Lists Home |
Date Index |
Michael Champion wrote:
> Let me summarize what I took away from numerous presentations and
> discussions of this subject at XML 2004.
This is generally accurate, but allow me to alter a few points.
> - There is a community of people who wish to leverage much of what the
> world thinks of as "XML", including SAX, DOM, XSLT, XSD, and the
> software and documentation support these things, but finds that in
> practice the XML syntax is too verbose (and/or resource intensive to
> process) in their domain.
In truth, more than just integration into the XML stack with its APIs,
tools, specs, etc. (even though that's of course a huge part of it) you
realize that those communities actually also insist adamantly on much
more intrinsic properties of XML such as its genericity or support for
open content (to pick just two). They want the more fundamental goodness
that made the ecosystem possible. Of course trade-offs are to be made
since you can't gain much without sacrificing a little, but the idea is
to stick to as much of the original properties.
In fact if you tell them to forget about XML entirely and name the
properties that they would absolutely 100% require of a file format,
without which it would not be usable to them, you end up with XML plus
some efficiency and minus human readability/editability. The sheer
amount of overlap (and the absence of extraneous features) is quite
striking. I hope the XBC's final documents will make that clear.
> <?xml version="1.0" encoding="W3CBinaryXML"?>
> [binary gibberish I have no software to process but others will]

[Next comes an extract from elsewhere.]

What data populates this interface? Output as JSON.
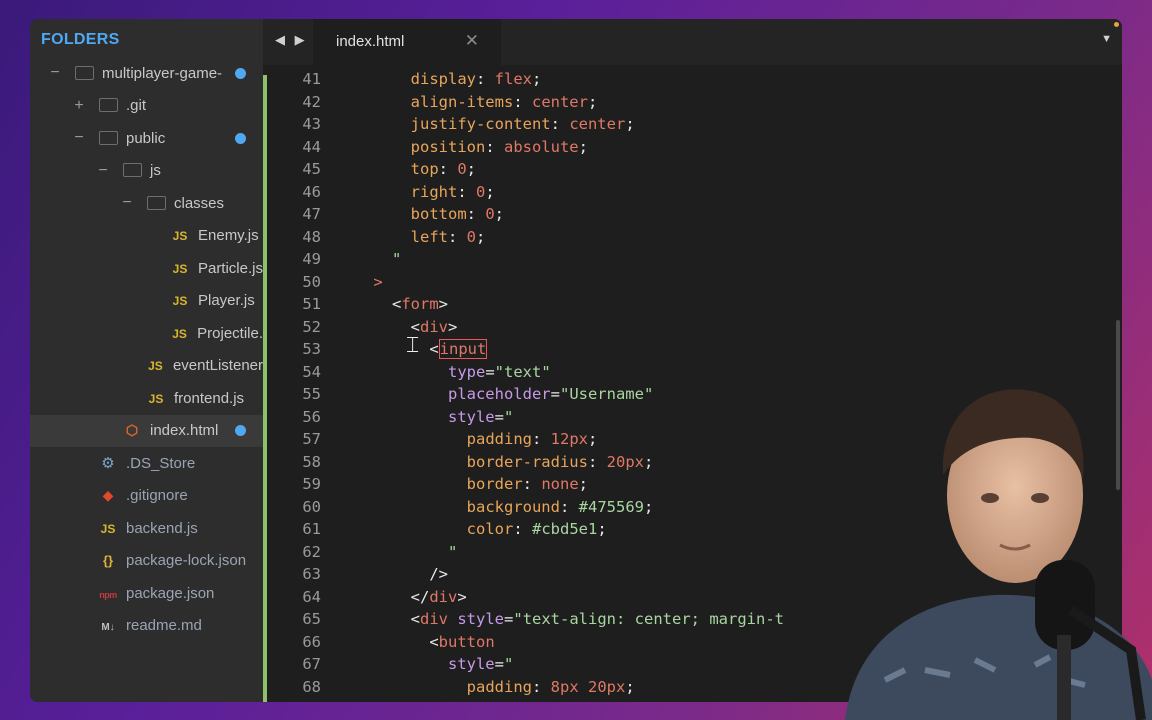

That has been given thought to but I think everyone's on the same page
now that it's an ugly hack :)
> - Binary serializations of the XML infoset have already been created
> that are are capable of pretty decent compression or parsing
> performance. See the citations in the XML 2004 papers that are
> online. There are plenty of academic and quasi-academic papers on
> this. The interesting question is whether any can get sufficiently
> better compression AND performance (and a bunch of other attributes)
> than XML text to make it worthwhile for a wide range of uses. The
> Binary XML Characterization WG is defining the criteria by which this
> might be determined.
It is known that you can get both better compression and better
performance. The XBC cannot publish the measurements (the W3C isn't
Consumer Weekly) but we'll list a series of formats that display such
attributes and a list of properties that can be measured against them by
third parties to their hearts' content.
> - "Binary XML" is happening, whether that is an oxymoron it or not.

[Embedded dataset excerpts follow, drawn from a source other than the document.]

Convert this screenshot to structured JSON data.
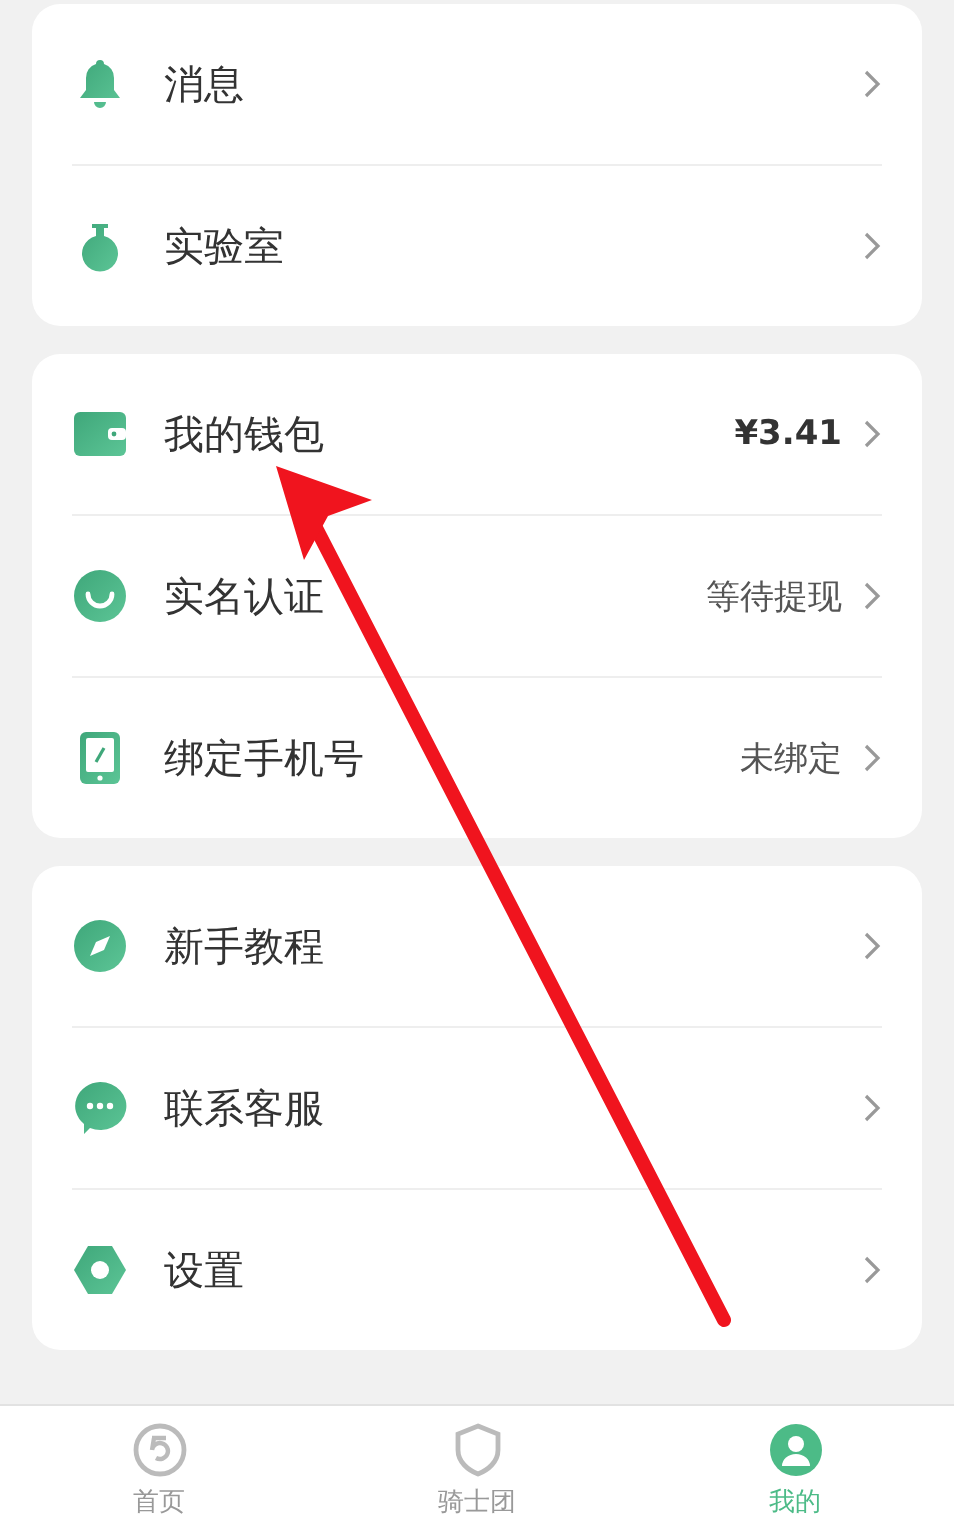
{
  "sections": [
    {
      "items": [
        {
          "label": "消息"
        },
        {
          "label": "实验室"
        }
      ]
    },
    {
      "items": [
        {
          "label": "我的钱包",
          "value": "¥3.41",
          "value_bold": true
        },
        {
          "label": "实名认证",
          "value": "等待提现",
          "value_bold": false
        },
        {
          "label": "绑定手机号",
          "value": "未绑定",
          "value_bold": false
        }
      ]
    },
    {
      "items": [
        {
          "label": "新手教程"
        },
        {
          "label": "联系客服"
        },
        {
          "label": "设置"
        }
      ]
    }
  ],
  "tabs": [
    {
      "label": "首页",
      "selected": false
    },
    {
      "label": "骑士团",
      "selected": false
    },
    {
      "label": "我的",
      "selected": true
    }
  ]
}
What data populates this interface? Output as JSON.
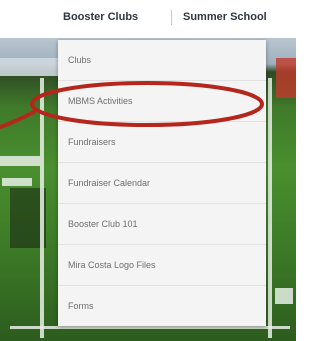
{
  "nav": {
    "items": [
      {
        "label": "Booster Clubs"
      },
      {
        "label": "Summer School"
      }
    ]
  },
  "dropdown": {
    "items": [
      {
        "label": "Clubs"
      },
      {
        "label": "MBMS Activities"
      },
      {
        "label": "Fundraisers"
      },
      {
        "label": "Fundraiser Calendar"
      },
      {
        "label": "Booster Club 101"
      },
      {
        "label": "Mira Costa Logo Files"
      },
      {
        "label": "Forms"
      }
    ]
  },
  "colors": {
    "annotation": "#b5271c",
    "menu_bg": "#f4f4f4",
    "menu_text": "#6e6e6e",
    "nav_text": "#2f3640"
  }
}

> There are well over a dozen format proposals that have been made
> publicly available, and probably dozens more that have not. For
> example, I recall Michael Rys saying at XML 2003 that SQL Server 2005
> uses a proprietary binary encoding internally to store XML compactly
> and in a way that is efficiently processed with XML APIs or serialized
> into XML text. I suspect that many other XML DBs do something
> similar. I believe that some XML hardware middleware vendors do as
> well. Many of these are conceptually serializations of SAX event
> streams, so they have a deep "XML" heritage and easy integration with
> applications that work with SAX parsers.
Yes, the problem though is not at all with the ones that are internal
(tools like PerlSAX or Cocoon have also had those forever) but with the
ones that involve interchange.
> - The really contentious issue is whether one or more of these formats
> should be standardized, and who should do the standardization (e.g.
> W3C or the wireless industry).
The problem here is that the dichotomy between wireless and PC is bogus,
or if it isn't yet in your part of the world it'll be very soon. Even
the US has caught up to the point of being less than two years behind
(which I guess just leaves us with France where the tech's there but the
pricing structure is lagging behind in the neolithic). So it pretty much
boils down to a question of which standardization organization's produce
would you rather be dealing with when it comes to XML technology (or,
for some here, which do you hate least).
> - Another point of contention is whether a binary XML encoding would
> undermine or enhance XML's interoperability and ubiquity. Elliotte,
> Uche, and others have vociferously made the "actively damaging to XML"
I have no doubt that "unreadable XML" has its downsides, I work with
both that and XML and could sure summon up times when it's bitten me the
way text wouldn't. But you're going to get binary anyway and "unreadable
XML" beats unreadable goop any day of the week. Without it it'll be like
getting winmail.dat attachments in mass.